A research team from NASA’s Jet Propulsion Laboratory have created a precise map of the amount and location of carbon stored in tropical forests. The map was created with both ground- and space-based data sets, with both a detail of the amount of carbon stored as well as the accuracy.

To arrive at a carbon map that spans three continents, the team used data from the Geoscience Laser Altimeter System lidar on NASA’s ICESat satellite. The researchers looked at information on the height of treetops from more than 3 million measurements. With the help of corresponding ground data, they calculated the amount of above-ground biomass and thus, the amount of carbon it contained.

The team then extrapolated these data over the varying landscape to produce a seamless map, using NASA imagery from the Moderate Resolution Imaging Spectroradiometer (MODIS) instrument on NASA’s Terra spacecraft, the QuikScat scatterometer satellite and the Shuttle Radar Topography Mission.

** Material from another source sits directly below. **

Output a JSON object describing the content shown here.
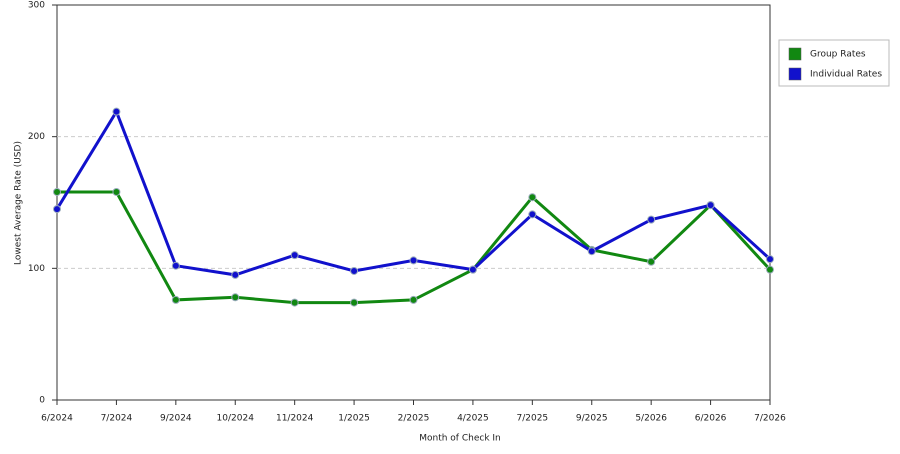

The researchers found that forests in Latin America hold 49 percent of the carbon in the world’s tropical forests. For example, Brazil’s carbon stock alone, at 61 billion tons, almost equals all of the carbon stock in sub-Saharan Africa, at 62 billion tons. The study was published in the Proceedings of the National Academy of Sciences and more detail can be found in this press release.